Co-Elevation Partners
Ferrazzi tells managers that they must treat new members of their group with the same devotion, kindness and concern they show their direct reports. This, of course, presumes managers already treat their employees that way.
The author stresses that collaboration and co-elevation are a manager’s responsibility. He raises the crucial truth that sometimes you must collaborate with people whose work styles or personalities clash with yours. He insists that those relationships will improve only if you’re proactive. Ferrazzi underscores that you can’t co-elevate by yourself.
Ferrazzi also urges you to speak up if you see injustice, unfairness or unprofessional conduct. While noble, this idea doesn’t exactly align with the rest of the book, and it feels like a bit of a nod to current mores.
Generosity and Service
Shifting from business advice to self-help, Ferrazzi tells you to adopt generosity as your guiding principle. In every interaction, he advises, ask what you can do to make the other person’s life happier, richer and more productive. Within this framework, he recommends considering each individual’s ability to cope with new ideas and change his or her behaviors.
The author, echoing many current management books, maintains that career growth and collaboration can’t exist without transparency. He warns that conflict avoidance often is a major hindrance to collaboration. His common-wisdom recommendation is to try to create a secure, non-threatening environment that encourages participation and constructive feedback.
Partnership
Co-development, Ferrazzi reminds you, means peers engage in honest feedback to elevate individual and group performance.

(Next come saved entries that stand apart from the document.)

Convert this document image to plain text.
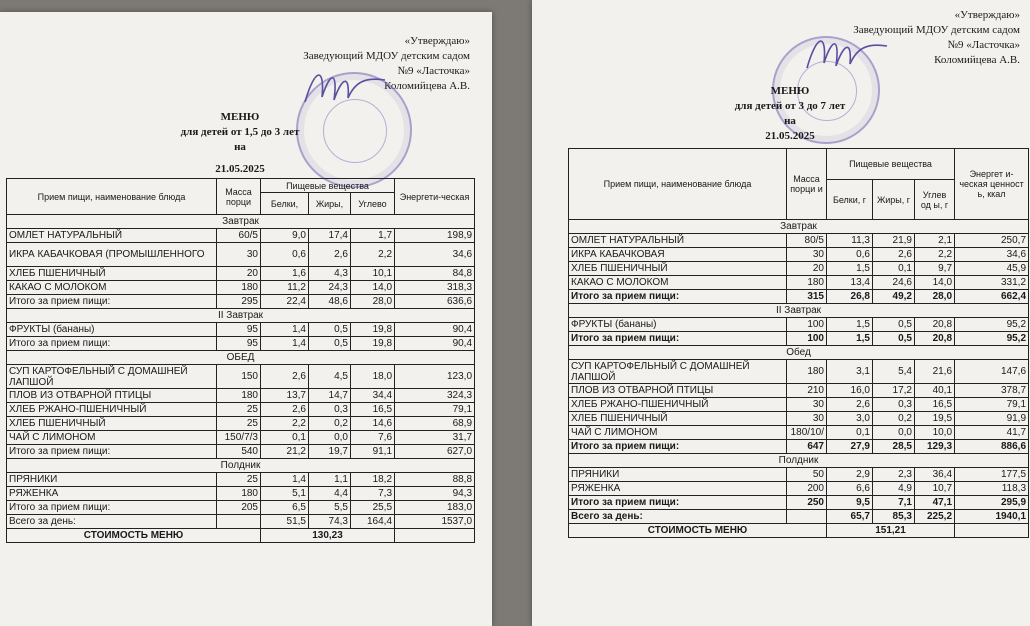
«Утверждаю»
Заведующий МДОУ детским садом
№9 «Ласточка»
Коломийцева А.В.
МЕНЮ
для детей от 1,5 до 3 лет
на
21.05.2025
Прием пищи, наименование блюда	Масса порци	Пищевые вещества			Энергети-ческая
		Белки,	Жиры,	Углево	
Завтрак					
ОМЛЕТ НАТУРАЛЬНЫЙ	60/5	9,0	17,4	1,7	198,9
ИКРА КАБАЧКОВАЯ (ПРОМЫШЛЕННОГО	30	0,6	2,6	2,2	34,6
ХЛЕБ ПШЕНИЧНЫЙ	20	1,6	4,3	10,1	84,8
КАКАО С МОЛОКОМ	180	11,2	24,3	14,0	318,3
Итого за прием пищи:	295	22,4	48,6	28,0	636,6
II Завтрак					
ФРУКТЫ (бананы)	95	1,4	0,5	19,8	90,4
Итого за прием пищи:	95	1,4	0,5	19,8	90,4
ОБЕД					
СУП КАРТОФЕЛЬНЫЙ С ДОМАШНЕЙ ЛАПШОЙ	150	2,6	4,5	18,0	123,0
ПЛОВ ИЗ ОТВАРНОЙ ПТИЦЫ	180	13,7	14,7	34,4	324,3
ХЛЕБ РЖАНО-ПШЕНИЧНЫЙ	25	2,6	0,3	16,5	79,1
ХЛЕБ ПШЕНИЧНЫЙ	25	2,2	0,2	14,6	68,9
ЧАЙ С ЛИМОНОМ	150/7/3	0,1	0,0	7,6	31,7
Итого за прием пищи:	540	21,2	19,7	91,1	627,0
Полдник					
ПРЯНИКИ	25	1,4	1,1	18,2	88,8
РЯЖЕНКА	180	5,1	4,4	7,3	94,3
Итого за прием пищи:	205	6,5	5,5	25,5	183,0
Всего за день:		51,5	74,3	164,4	1537,0
СТОИМОСТЬ МЕНЮ		130,23			
«Утверждаю»
Заведующий МДОУ детским садом
№9 «Ласточка»
Коломийцева А.В.
МЕНЮ
для детей от 3 до 7 лет
на
21.05.2025
Прием пищи, наименование блюда	Масса порци и	Пищевые вещества			Энергет и-ческая ценност ь, ккал
		Белки, г	Жиры, г	Углев од ы, г	
Завтрак					
ОМЛЕТ НАТУРАЛЬНЫЙ	80/5	11,3	21,9	2,1	250,7
ИКРА КАБАЧКОВАЯ	30	0,6	2,6	2,2	34,6
ХЛЕБ ПШЕНИЧНЫЙ	20	1,5	0,1	9,7	45,9
КАКАО С МОЛОКОМ	180	13,4	24,6	14,0	331,2
Итого за прием пищи:	315	26,8	49,2	28,0	662,4
II Завтрак					
ФРУКТЫ (бананы)	100	1,5	0,5	20,8	95,2
Итого за прием пищи:	100	1,5	0,5	20,8	95,2
Обед					
СУП КАРТОФЕЛЬНЫЙ С ДОМАШНЕЙ ЛАПШОЙ	180	3,1	5,4	21,6	147,6
ПЛОВ ИЗ ОТВАРНОЙ ПТИЦЫ	210	16,0	17,2	40,1	378,7
ХЛЕБ РЖАНО-ПШЕНИЧНЫЙ	30	2,6	0,3	16,5	79,1
ХЛЕБ ПШЕНИЧНЫЙ	30	3,0	0,2	19,5	91,9
ЧАЙ С ЛИМОНОМ	180/10/	0,1	0,0	10,0	41,7
Итого за прием пищи:	647	27,9	28,5	129,3	886,6
Полдник					
ПРЯНИКИ	50	2,9	2,3	36,4	177,5
РЯЖЕНКА	200	6,6	4,9	10,7	118,3
Итого за прием пищи:	250	9,5	7,1	47,1	295,9
Всего за день:		65,7	85,3	225,2	1940,1
СТОИМОСТЬ МЕНЮ		151,21			
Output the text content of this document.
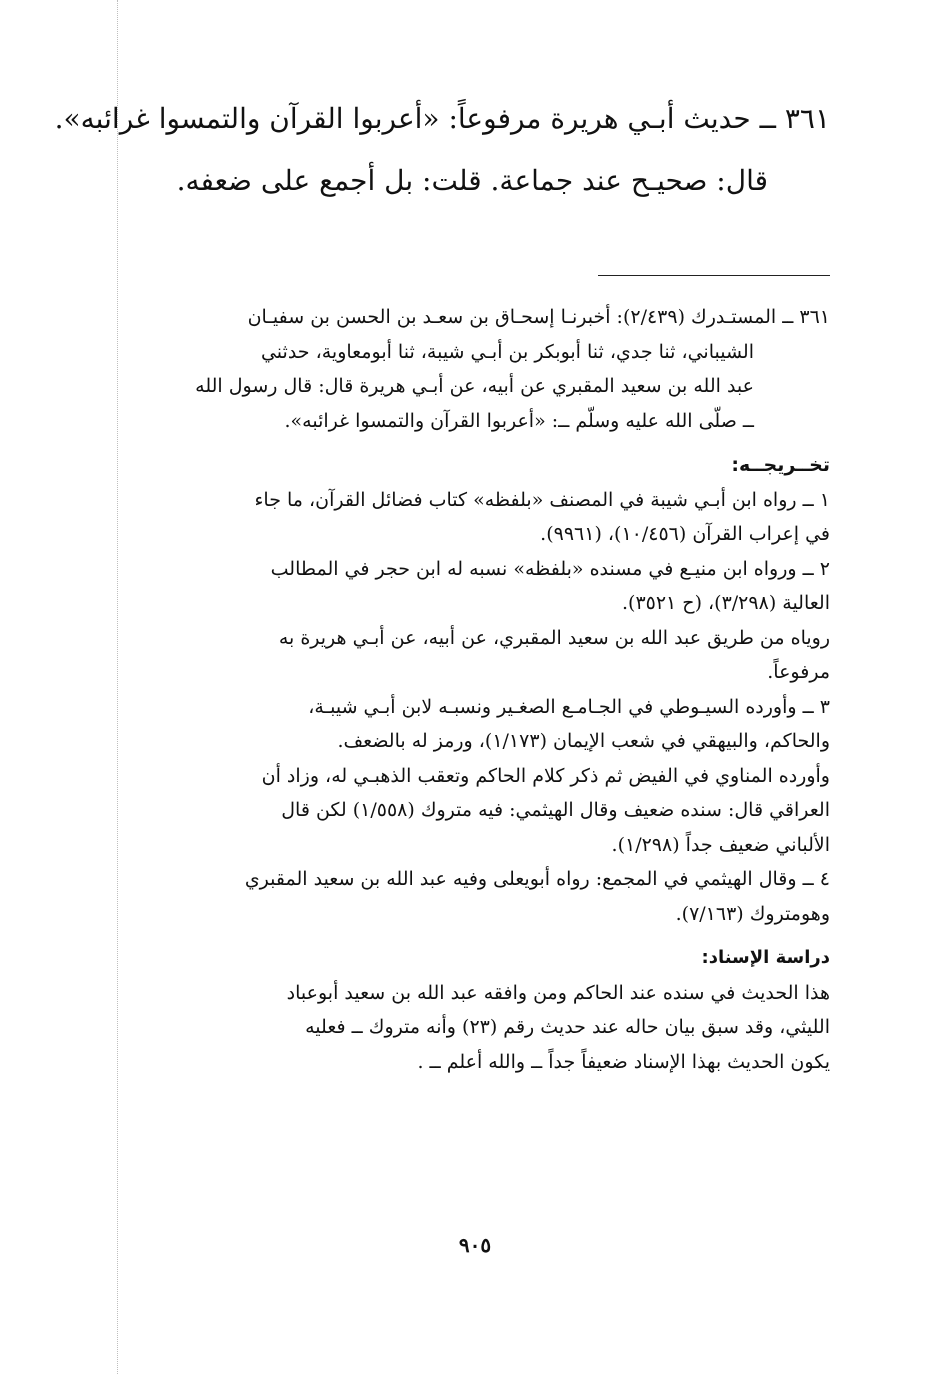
٣٦١ ــ حديث أبـي هريرة مرفوعاً: «أعربوا القرآن والتمسوا غرائبه».
قال: صحيـح عند جماعة. قلت: بل أجمع على ضعفه.
٣٦١ ــ المستـدرك (٢/٤٣٩): أخبرنـا إسحـاق بن سعـد بن الحسن بن سفيـان
الشيباني، ثنا جدي، ثنا أبوبكر بن أبـي شيبة، ثنا أبومعاوية، حدثني
عبد الله بن سعيد المقبري عن أبيه، عن أبـي هريرة قال: قال رسول الله
ــ صلّى الله عليه وسلّم ــ: «أعربوا القرآن والتمسوا غرائبه».
تخــريجــه:
١ ــ رواه ابن أبـي شيبة في المصنف «بلفظه» كتاب فضائل القرآن، ما جاء
في إعراب القرآن (١٠/٤٥٦)، (٩٩٦١).
٢ ــ ورواه ابن منيـع في مسنده «بلفظه» نسبه له ابن حجر في المطالب
العالية (٣/٢٩٨)، (ح ٣٥٢١).
روياه من طريق عبد الله بن سعيد المقبري، عن أبيه، عن أبـي هريرة به
مرفوعاً.
٣ ــ وأورده السيـوطي في الجـامـع الصغـير ونسبـه لابن أبـي شيبـة،
والحاكم، والبيهقي في شعب الإيمان (١/١٧٣)، ورمز له بالضعف.
وأورده المناوي في الفيض ثم ذكر كلام الحاكم وتعقب الذهبـي له، وزاد أن
العراقي قال: سنده ضعيف وقال الهيثمي: فيه متروك (١/٥٥٨) لكن قال
الألباني ضعيف جداً (١/٢٩٨).
٤ ــ وقال الهيثمي في المجمع: رواه أبويعلى وفيه عبد الله بن سعيد المقبري
وهومتروك (٧/١٦٣).
دراسة الإسناد:
هذا الحديث في سنده عند الحاكم ومن وافقه عبد الله بن سعيد أبوعباد
الليثي، وقد سبق بيان حاله عند حديث رقم (٢٣) وأنه متروك ــ فعليه
يكون الحديث بهذا الإسناد ضعيفاً جداً ــ والله أعلم ــ .
٩٠٥
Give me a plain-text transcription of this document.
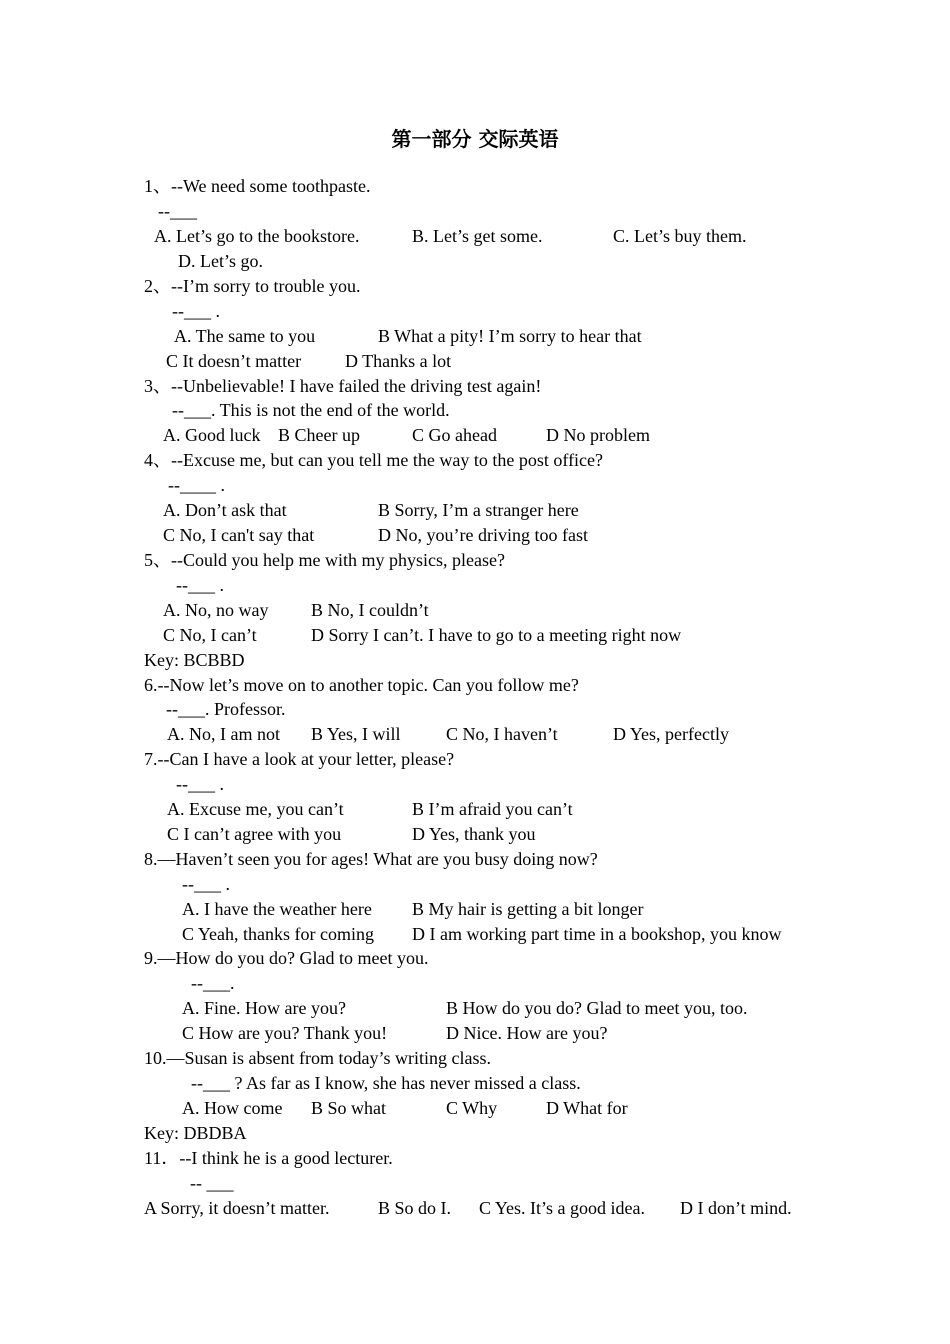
第一部分 交际英语
1、--We need some toothpaste.
--___
A. Let’s go to the bookstore.	B. Let’s get some.	C. Let’s buy them.
D. Let’s go.
2、--I’m sorry to trouble you.
--___ .
A. The same to you	B What a pity! I’m sorry to hear that
C It doesn’t matter D Thanks a lot
3、--Unbelievable! I have failed the driving test again!
--___. This is not the end of the world.
A. Good luck B Cheer up	C Go ahead	D No problem
4、--Excuse me, but can you tell me the way to the post office?
--____ .
A. Don’t ask that	B Sorry, I’m a stranger here
C No, I can't say that	D No, you’re driving too fast
5、--Could you help me with my physics, please?
--___ .
A. No, no way B No, I couldn’t
C No, I can’t	D Sorry I can’t. I have to go to a meeting right now
Key: BCBBD
6.--Now let’s move on to another topic. Can you follow me?
--___. Professor.
A. No, I am not B Yes, I will	C No, I haven’t	D Yes, perfectly
7.--Can I have a look at your letter, please?
--___ .
A. Excuse me, you can’t	B I’m afraid you can’t
C I can’t agree with you	D Yes, thank you
8.—Haven’t seen you for ages! What are you busy doing now?
--___ .
A. I have the weather here B My hair is getting a bit longer
C Yeah, thanks for coming D I am working part time in a bookshop, you know
9.—How do you do? Glad to meet you.
--___.
A. Fine. How are you?	B How do you do? Glad to meet you, too.
C How are you? Thank you!	D Nice. How are you?
10.—Susan is absent from today’s writing class.
--___ ? As far as I know, she has never missed a class.
A. How come B So what	C Why	D What for
Key: DBDBA
11．--I think he is a good lecturer.
-- ___
A Sorry, it doesn’t matter.	B So do I. C Yes. It’s a good idea. D I don’t mind.
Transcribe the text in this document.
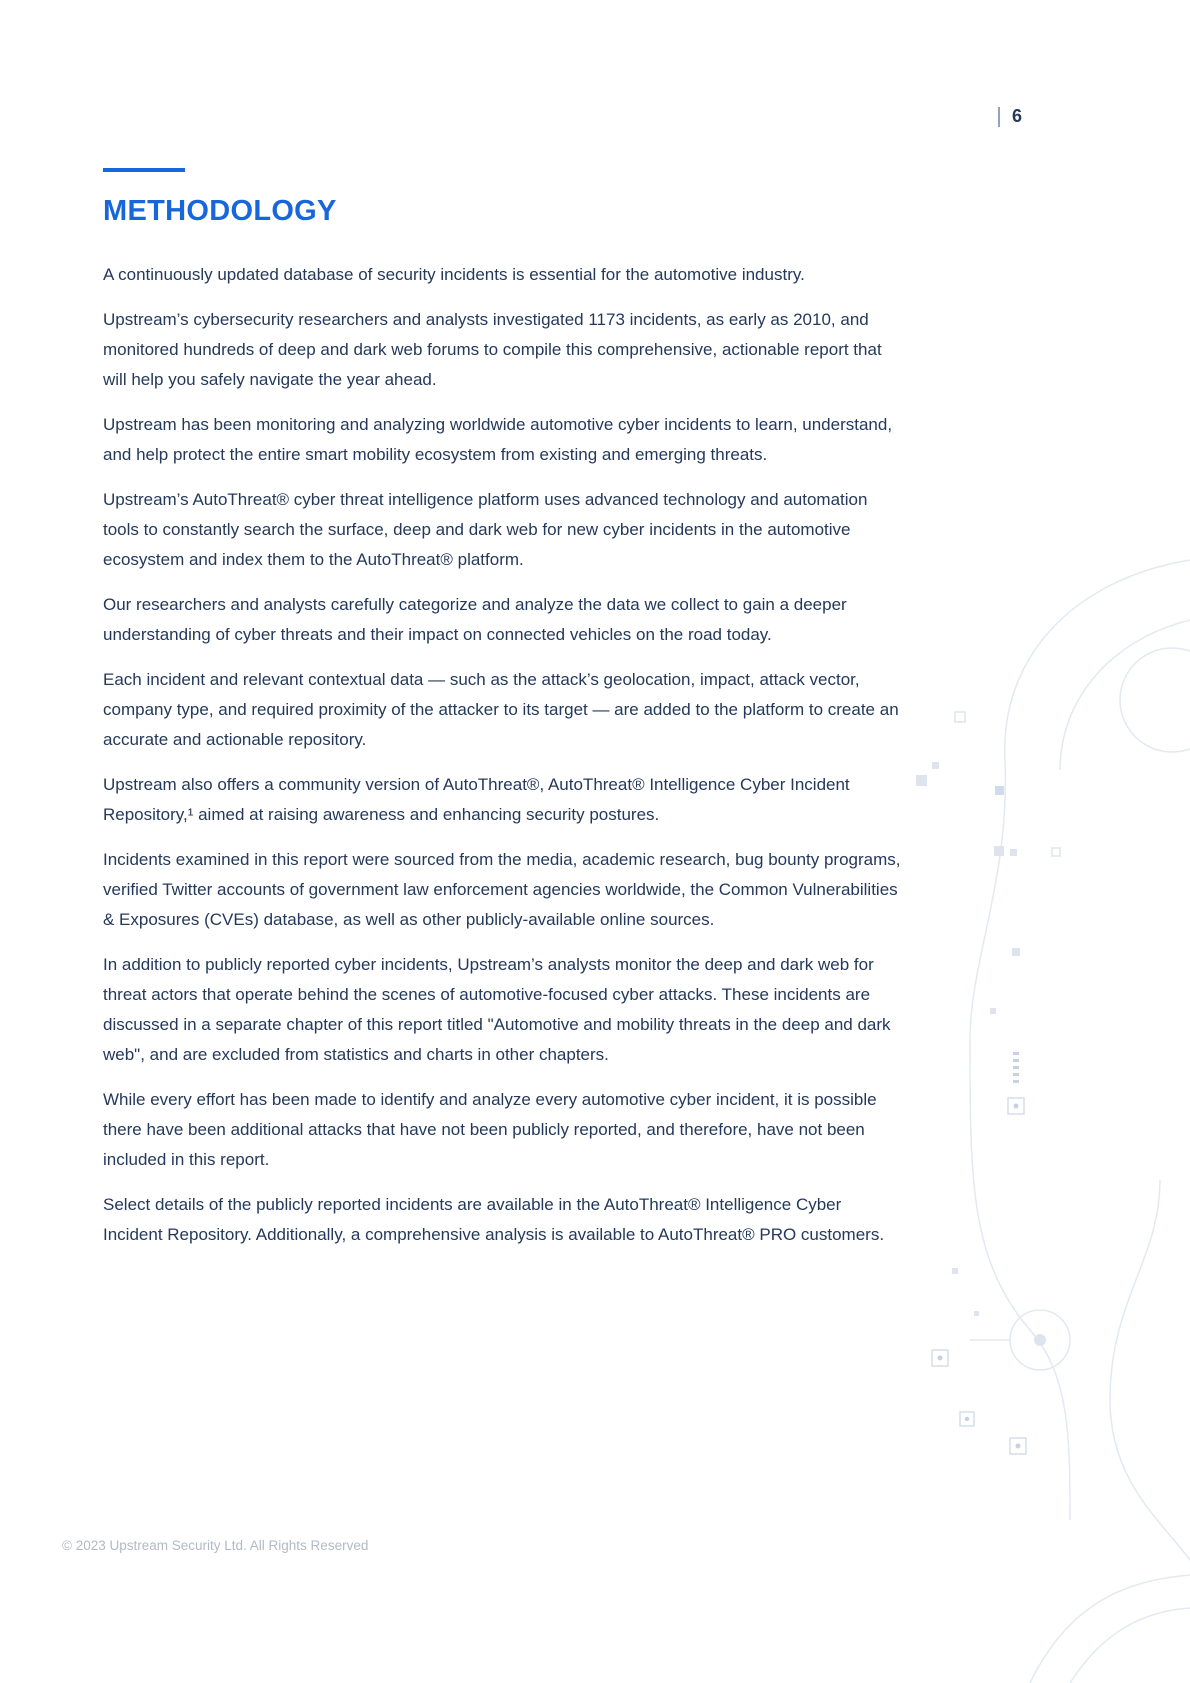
6
METHODOLOGY

A continuously updated database of security incidents is essential for the automotive industry.

Upstream’s cybersecurity researchers and analysts investigated 1173 incidents, as early as 2010, and monitored hundreds of deep and dark web forums to compile this comprehensive, actionable report that will help you safely navigate the year ahead.

Upstream has been monitoring and analyzing worldwide automotive cyber incidents to learn, understand, and help protect the entire smart mobility ecosystem from existing and emerging threats.

Upstream’s AutoThreat® cyber threat intelligence platform uses advanced technology and automation tools to constantly search the surface, deep and dark web for new cyber incidents in the automotive ecosystem and index them to the AutoThreat® platform.

Our researchers and analysts carefully categorize and analyze the data we collect to gain a deeper understanding of cyber threats and their impact on connected vehicles on the road today.

Each incident and relevant contextual data — such as the attack’s geolocation, impact, attack vector, company type, and required proximity of the attacker to its target — are added to the platform to create an accurate and actionable repository.

Upstream also offers a community version of AutoThreat®, AutoThreat® Intelligence Cyber Incident Repository,¹ aimed at raising awareness and enhancing security postures.

Incidents examined in this report were sourced from the media, academic research, bug bounty programs, verified Twitter accounts of government law enforcement agencies worldwide, the Common Vulnerabilities & Exposures (CVEs) database, as well as other publicly-available online sources.

In addition to publicly reported cyber incidents, Upstream’s analysts monitor the deep and dark web for threat actors that operate behind the scenes of automotive-focused cyber attacks. These incidents are discussed in a separate chapter of this report titled "Automotive and mobility threats in the deep and dark web", and are excluded from statistics and charts in other chapters.

While every effort has been made to identify and analyze every automotive cyber incident, it is possible there have been additional attacks that have not been publicly reported, and therefore, have not been included in this report.

Select details of the publicly reported incidents are available in the AutoThreat® Intelligence Cyber Incident Repository. Additionally, a comprehensive analysis is available to AutoThreat® PRO customers.

© 2023 Upstream Security Ltd. All Rights Reserved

Remember, even if we are leading the team, we are never above anyone on the team. Keith Ferrazzi
When you commit to leading without authority, Ferrazzi teaches, you are obliged to extend a hand to struggling teammates.
Praise and Celebration
Ferrazzi offers praising and celebrating as powerful tools. Validation doesn’t cost you a penny, he says, yet it yields payback in productivity, engagement, trust and retention of top talent.
You can earn permission to co-elevate with someone fairly quickly once you identify their emotional purpose. Keith Ferrazzi
Ferrazzi identifies inspiring your teammates to become leaders without authority as a major aspect of your leadership responsibility. Set an example, he encourages, with your behavior, attitude and energy.
Voice
Like many successful authors, Ferrazzi understands how to keep his books selling. One reliable way is to invent a new term, such as “co-elevation” and present it as a breakthrough while restating familiar – if worthwhile – contemporary ideas about management. And this works well for him, because if you read only Ferrazzi’s books, many of his suggestions and principles may appear new to you, and they are useful standards he expresses with great enthusiasm.
Ferrazzi has an engaging, energized voice and is relentlessly positive without ever sounding sappy or weak. He’s a fast, smooth writer, easy to read and seldom boring. He makes his points quickly and moves on, with just enough repetition to drive his advice home. He’s intelligent and seasoned in the business world. And for all those reasons, Ferrazzi’s occasional lack of originality isn’t an obstacle. His advice is sound and actionable, and he spells out precisely how to make it happen in the real world. And that’s something few business authors can do.
If Ferrazzi’s approach resonates with you, his books cited above might make the best ancillary reading. In addition, books exploring similar paths to those Ferrazzi details include Think Like a Rocket Scientist by Ozan Varol, Unleashed by Francis Frei and Honest to Greatness by Peter Kozodoy.